Exercise 8.8.8: Suposse $P\in\mathcal{D}_{\rho}(A)$ is self-adjoint and that $\rho(a)P\rho(a^*)$ is positive modulo compact operators for every $a\in A$. Prove that $P$ is positive modulo $\mathcal{D}_{\rho}(A//A)$.
The book provides a hint: since $P$ is self-adjoint, we can write $P=P_+-P_-$, where $P_{\pm}$ are positive and $P_+P_-=P_-P+=0$. Following this line of reasoning, the idea would be to show that $P_-\in\mathcal{D}_{\rho}(A//A)$. I have tried computing $$ \langle \rho(a)P_-x,\rho(a)P_-x\rangle,$$ for some $x\in H$, with the hope that I could prove this vanishes modulo compacts, but to no avail.

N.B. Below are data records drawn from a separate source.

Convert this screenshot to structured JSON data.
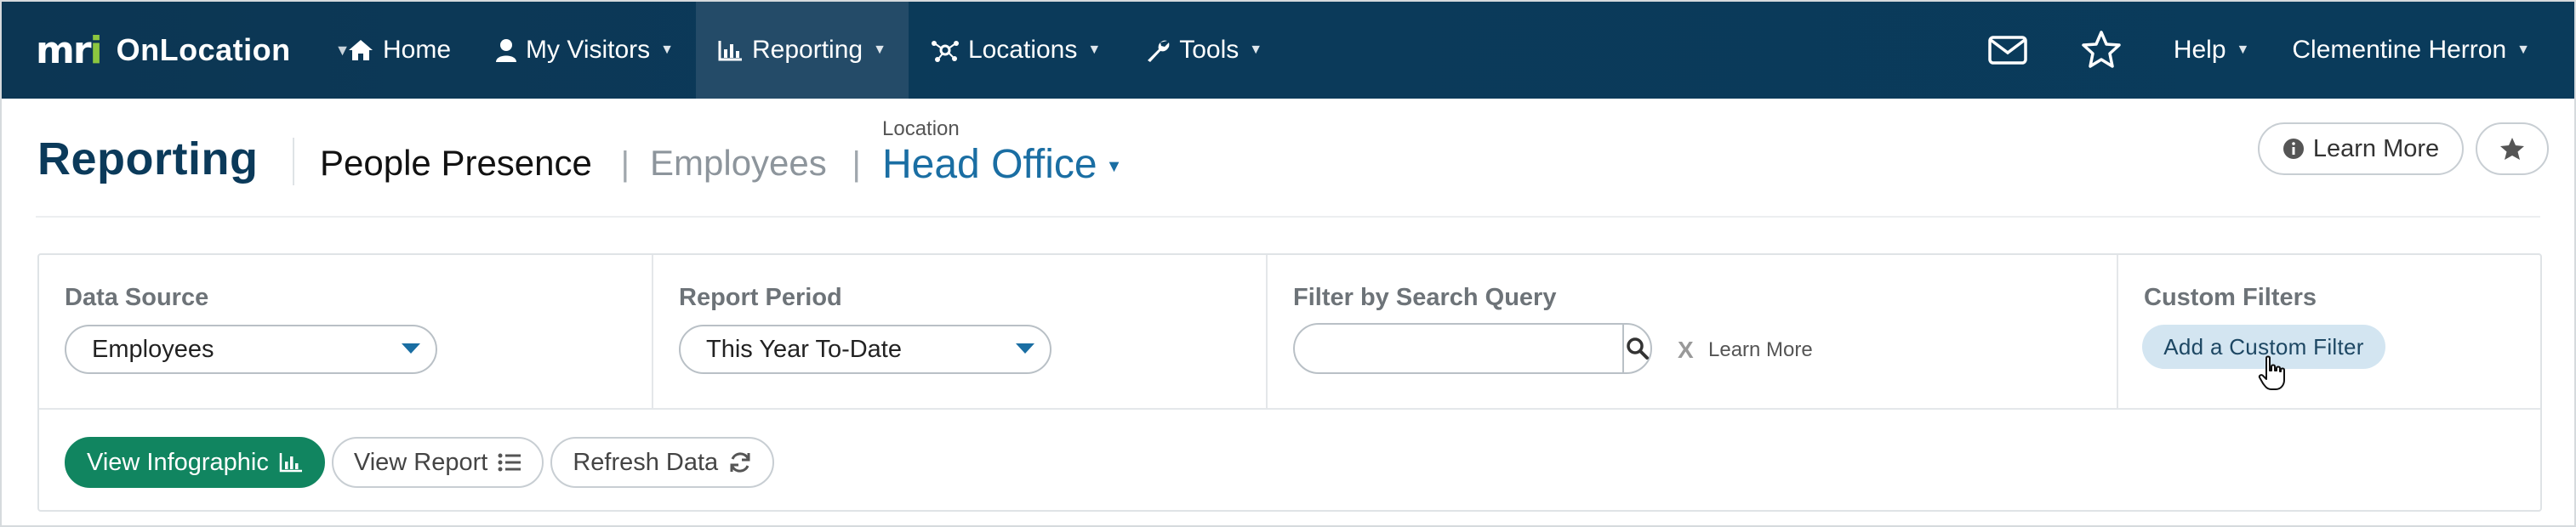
{
  "topnav": {
    "brand_logo": "mri",
    "brand_name": "OnLocation",
    "items": [
      {
        "label": "Home",
        "icon": "home-icon"
      },
      {
        "label": "My Visitors",
        "icon": "user-icon"
      },
      {
        "label": "Reporting",
        "icon": "bar-chart-icon",
        "active": true
      },
      {
        "label": "Locations",
        "icon": "network-icon"
      },
      {
        "label": "Tools",
        "icon": "wrench-icon"
      }
    ],
    "help_label": "Help",
    "user_name": "Clementine Herron"
  },
  "header": {
    "title": "Reporting",
    "current_report": "People Presence",
    "pipe": "|",
    "sub_report": "Employees",
    "location_label": "Location",
    "location_value": "Head Office",
    "learn_more": "Learn More"
  },
  "filters": {
    "data_source": {
      "label": "Data Source",
      "value": "Employees"
    },
    "report_period": {
      "label": "Report Period",
      "value": "This Year To-Date"
    },
    "search_query": {
      "label": "Filter by Search Query",
      "value": "",
      "clear": "X",
      "learn_more": "Learn More"
    },
    "custom_filters": {
      "label": "Custom Filters",
      "add_button": "Add a Custom Filter"
    }
  },
  "actions": {
    "view_infographic": "View Infographic",
    "view_report": "View Report",
    "refresh_data": "Refresh Data"
  },
  "colors": {
    "nav_bg": "#0b3a5a",
    "accent_blue": "#1a6ea3",
    "primary_green": "#118560",
    "logo_green": "#8cc63f",
    "custom_filter_bg": "#d3e5f1"
  }
}
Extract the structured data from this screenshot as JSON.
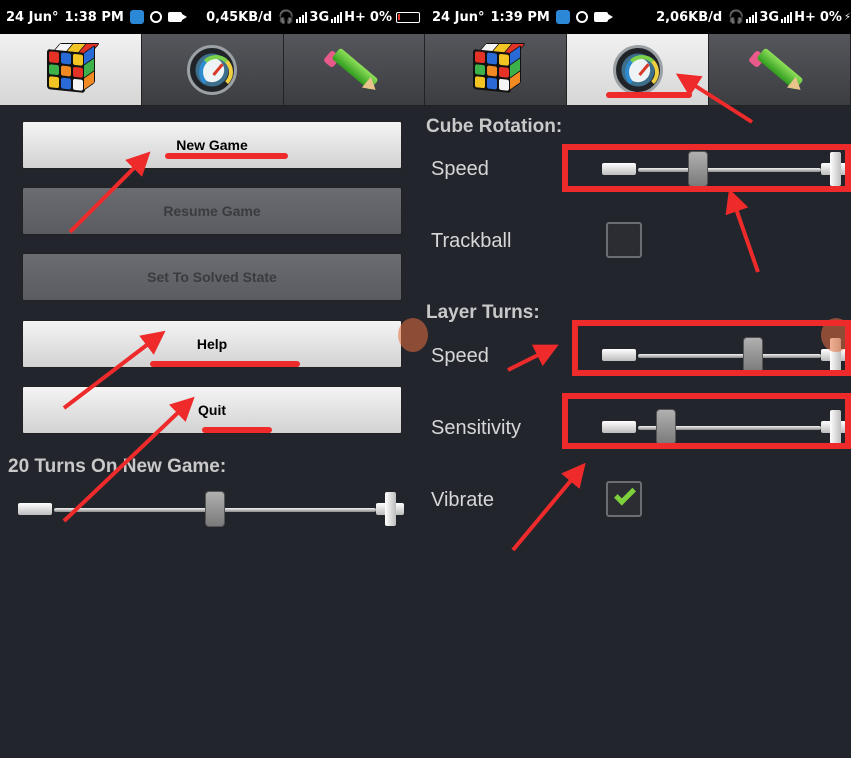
{
  "status_left": {
    "date": "24 Jun°",
    "time": "1:38 PM",
    "network": "0,45KB/d",
    "net_type": "3G",
    "signal2": "H+",
    "battery": "0%"
  },
  "status_right": {
    "date": "24 Jun°",
    "time": "1:39 PM",
    "network": "2,06KB/d",
    "net_type": "3G",
    "signal2": "H+",
    "battery": "0%"
  },
  "tabs": [
    {
      "icon": "rubiks-cube-icon",
      "active": true
    },
    {
      "icon": "speedometer-icon",
      "active": false
    },
    {
      "icon": "pencil-icon",
      "active": false
    },
    {
      "icon": "rubiks-cube-icon",
      "active": false
    },
    {
      "icon": "speedometer-icon",
      "active": true
    },
    {
      "icon": "pencil-icon",
      "active": false
    }
  ],
  "menu": {
    "new_game": "New Game",
    "resume_game": "Resume Game",
    "set_solved": "Set To Solved State",
    "help": "Help",
    "quit": "Quit"
  },
  "turns": {
    "label": "20 Turns On New Game:",
    "value": 0.5
  },
  "settings": {
    "cube_rotation_title": "Cube Rotation:",
    "cube_speed_label": "Speed",
    "cube_speed_value": 0.3,
    "trackball_label": "Trackball",
    "trackball_checked": false,
    "layer_turns_title": "Layer Turns:",
    "layer_speed_label": "Speed",
    "layer_speed_value": 0.65,
    "sensitivity_label": "Sensitivity",
    "sensitivity_value": 0.1,
    "vibrate_label": "Vibrate",
    "vibrate_checked": true
  },
  "colors": {
    "annotation": "#ee2a2a",
    "background": "#23252d",
    "check": "#7ecf3c"
  }
}
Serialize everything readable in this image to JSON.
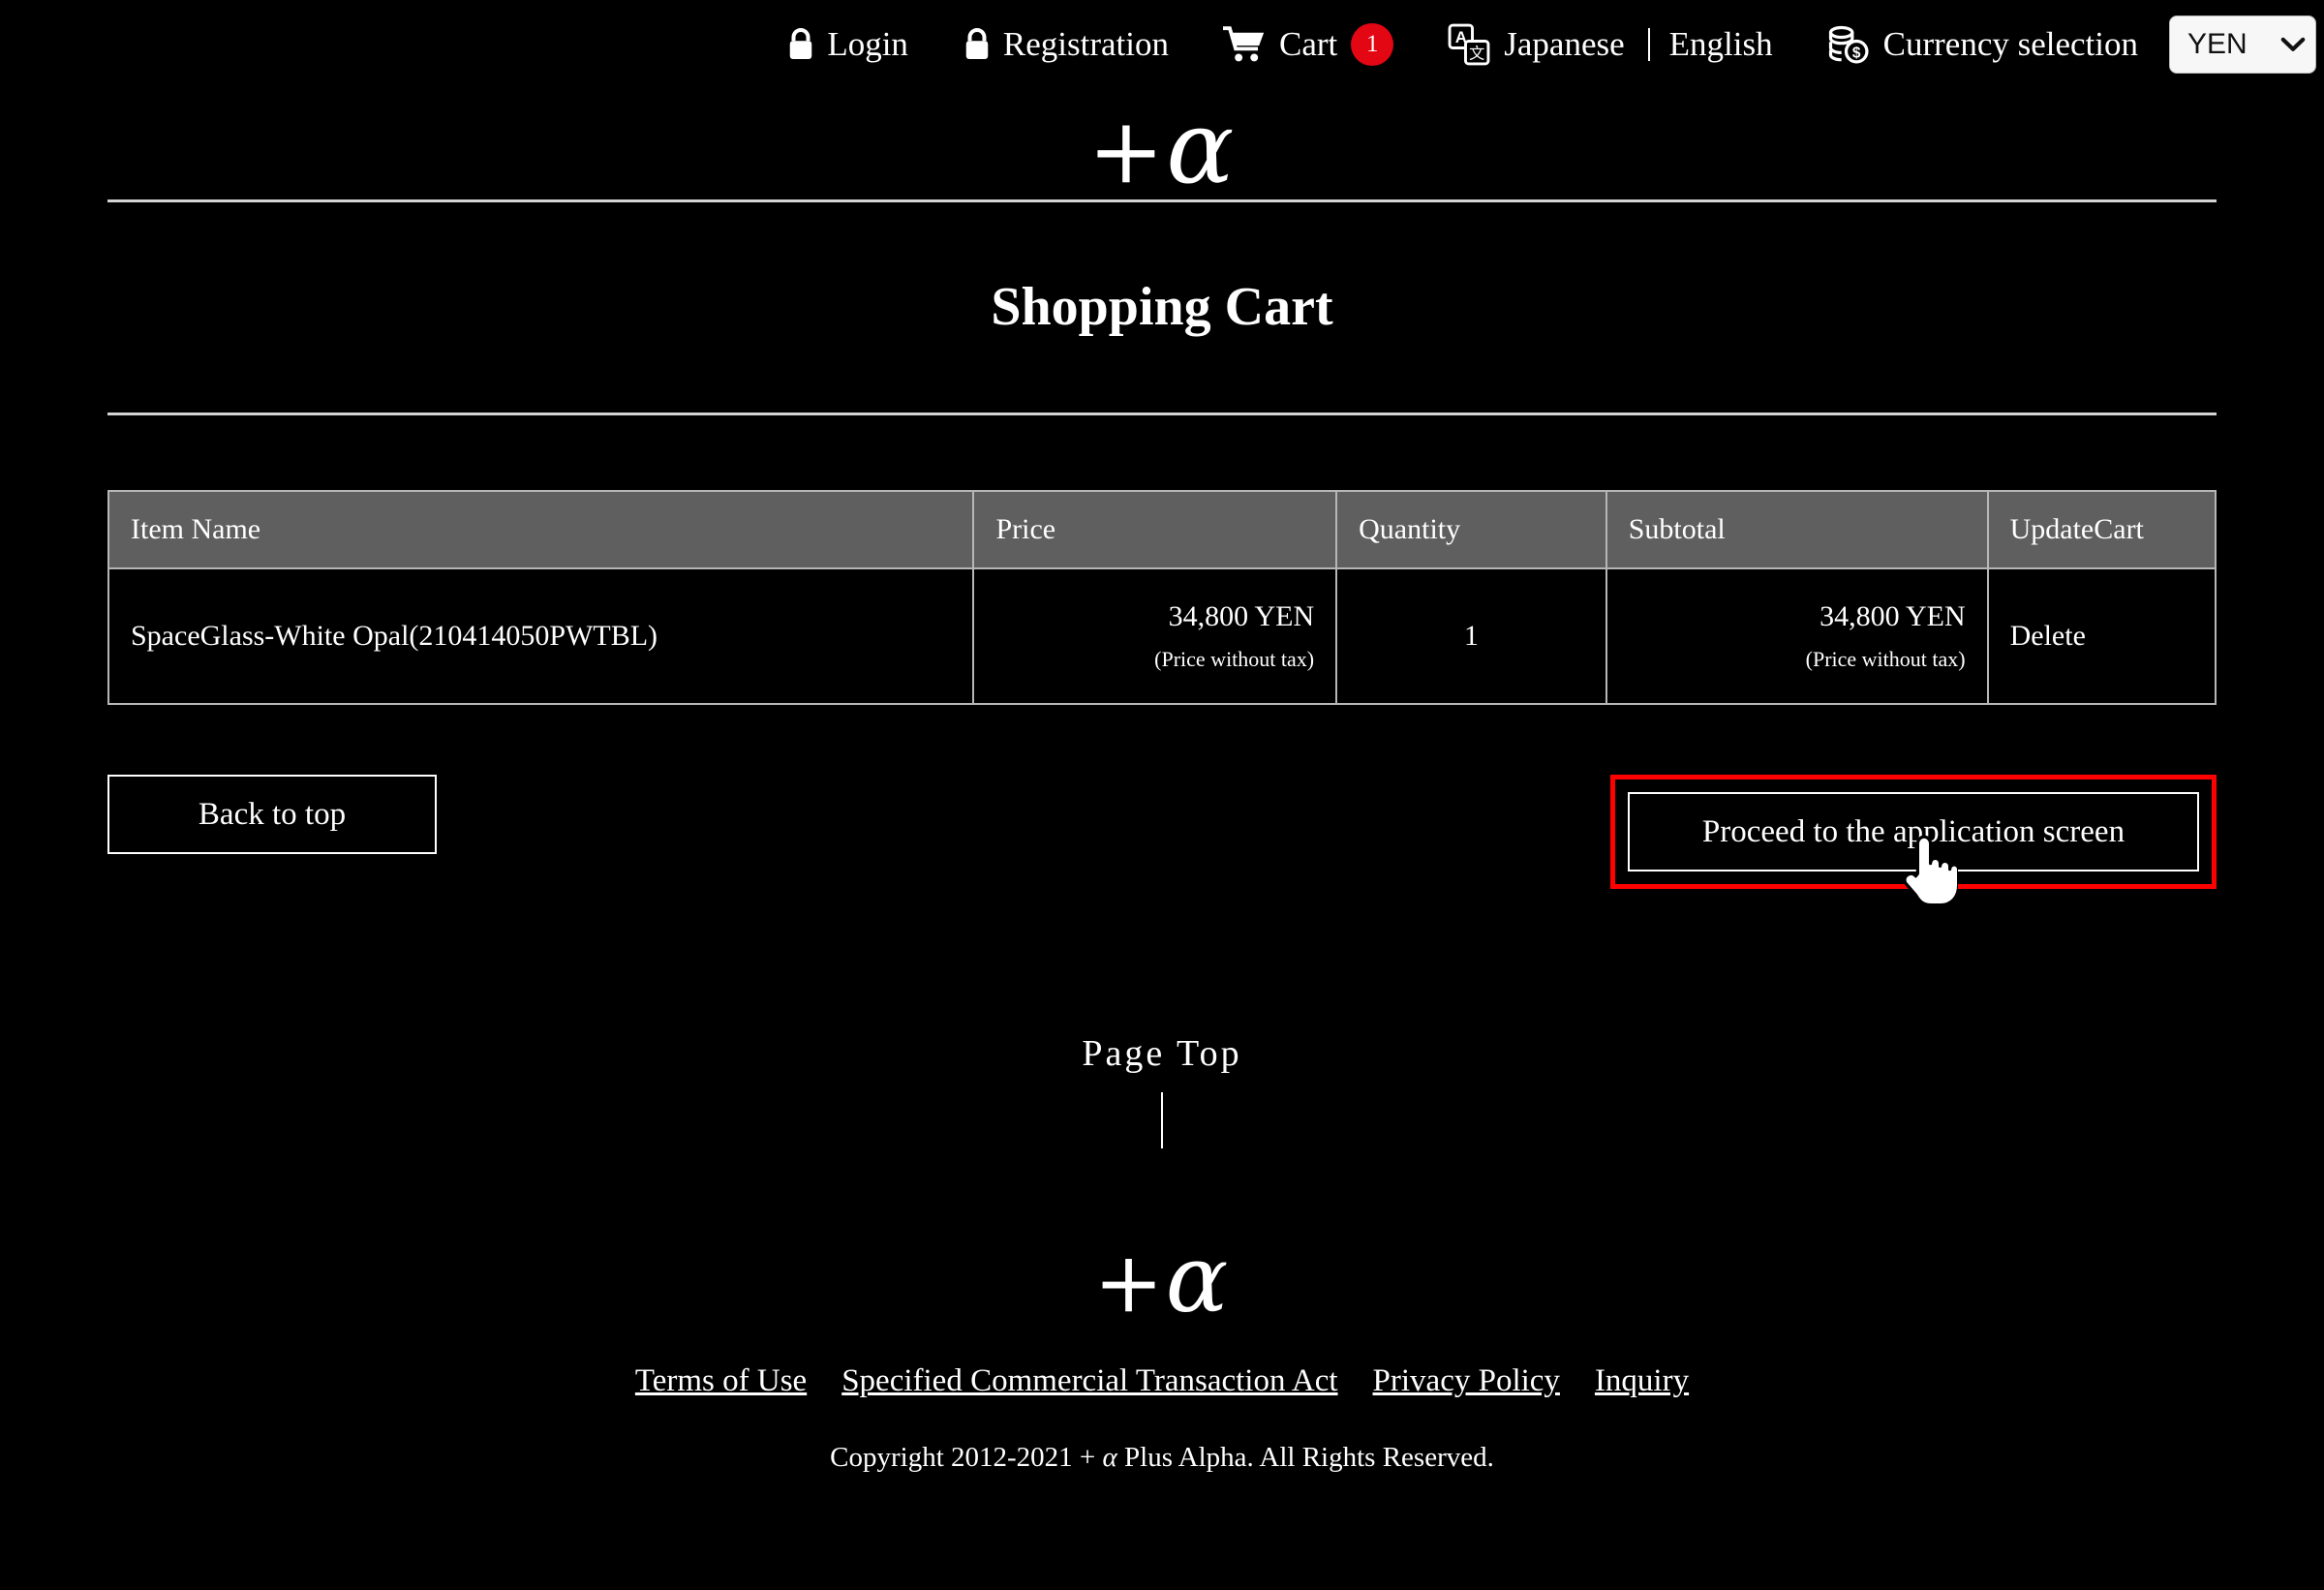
{
  "topbar": {
    "login": "Login",
    "registration": "Registration",
    "cart": "Cart",
    "cart_count": "1",
    "language_japanese": "Japanese",
    "language_english": "English",
    "currency_label": "Currency selection",
    "currency_selected": "YEN",
    "currency_options": [
      "YEN"
    ],
    "icons": {
      "lock": "lock-icon",
      "cart": "cart-icon",
      "translate": "translate-icon",
      "coins": "coins-icon",
      "chevron": "chevron-down-icon"
    }
  },
  "brand": {
    "plus": "+",
    "alpha": "α"
  },
  "page": {
    "title": "Shopping Cart"
  },
  "table": {
    "headers": [
      "Item Name",
      "Price",
      "Quantity",
      "Subtotal",
      "UpdateCart"
    ],
    "rows": [
      {
        "item_name": "SpaceGlass-White Opal(210414050PWTBL)",
        "price": "34,800 YEN",
        "price_note": "(Price without tax)",
        "quantity": "1",
        "subtotal": "34,800 YEN",
        "subtotal_note": "(Price without tax)",
        "update_action": "Delete"
      }
    ]
  },
  "actions": {
    "back_to_top": "Back to top",
    "proceed": "Proceed to the application screen",
    "highlight_color": "#ff0000"
  },
  "pagetop": {
    "label": "Page Top"
  },
  "footer": {
    "links": [
      "Terms of Use",
      "Specified Commercial Transaction Act",
      "Privacy Policy",
      "Inquiry"
    ],
    "copyright_before": "Copyright 2012-2021 + ",
    "copyright_alpha": "α",
    "copyright_after": " Plus Alpha. All Rights Reserved."
  }
}
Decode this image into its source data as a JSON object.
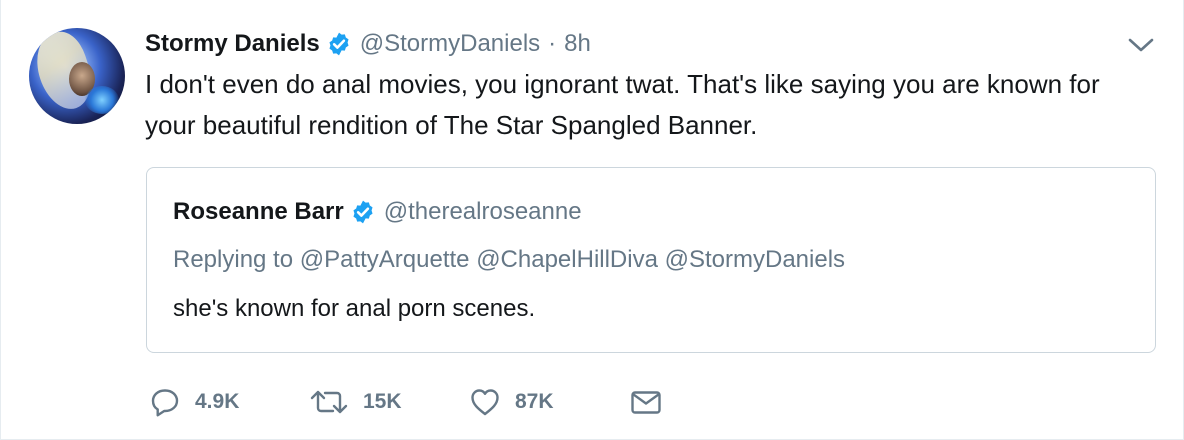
{
  "tweet": {
    "author": {
      "name": "Stormy Daniels",
      "handle": "@StormyDaniels",
      "verified": true
    },
    "separator": "·",
    "time": "8h",
    "text": "I don't even do anal movies, you ignorant twat. That's like saying you are known for your beautiful rendition of The Star Spangled Banner."
  },
  "quote": {
    "author": {
      "name": "Roseanne Barr",
      "handle": "@therealroseanne",
      "verified": true
    },
    "replying_to": "Replying to @PattyArquette @ChapelHillDiva @StormyDaniels",
    "text": "she's known for anal porn scenes."
  },
  "actions": {
    "reply_count": "4.9K",
    "retweet_count": "15K",
    "like_count": "87K"
  },
  "icons": {
    "verified": "verified-badge-icon",
    "menu": "chevron-down-icon",
    "reply": "reply-icon",
    "retweet": "retweet-icon",
    "like": "heart-icon",
    "dm": "envelope-icon"
  },
  "colors": {
    "verified_blue": "#1da1f2",
    "text_primary": "#14171a",
    "text_secondary": "#657786",
    "border": "#ccd6dd"
  }
}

(***)- Disclaimer: the reason why I also explicted this result is because in that setting one might use that the representation $\rho$ is non-degenerate (Lemma 8.3.8), meaning that $\overline{\rho(A)}H$ is dense in $H$, although Exercise 8.8.8 appears to be true in the more general picture.
$$\rho(a^*) P_- P_- \rho(a)= P_-\ \rho(a^*) P_- \rho(a) + [\rho(a^*), P_-]\rho(a)$$ The first term is zero module compacts, the second is also compact. This means that $(P_-\rho(a))^* (P_-\rho(a))$ is compact, so $P_-\rho(a)$ is so as well. Do the same trick with compact commutators to get that $\rho(a)P_-$ is compact. So $P_-$ is in $D(A//A)$.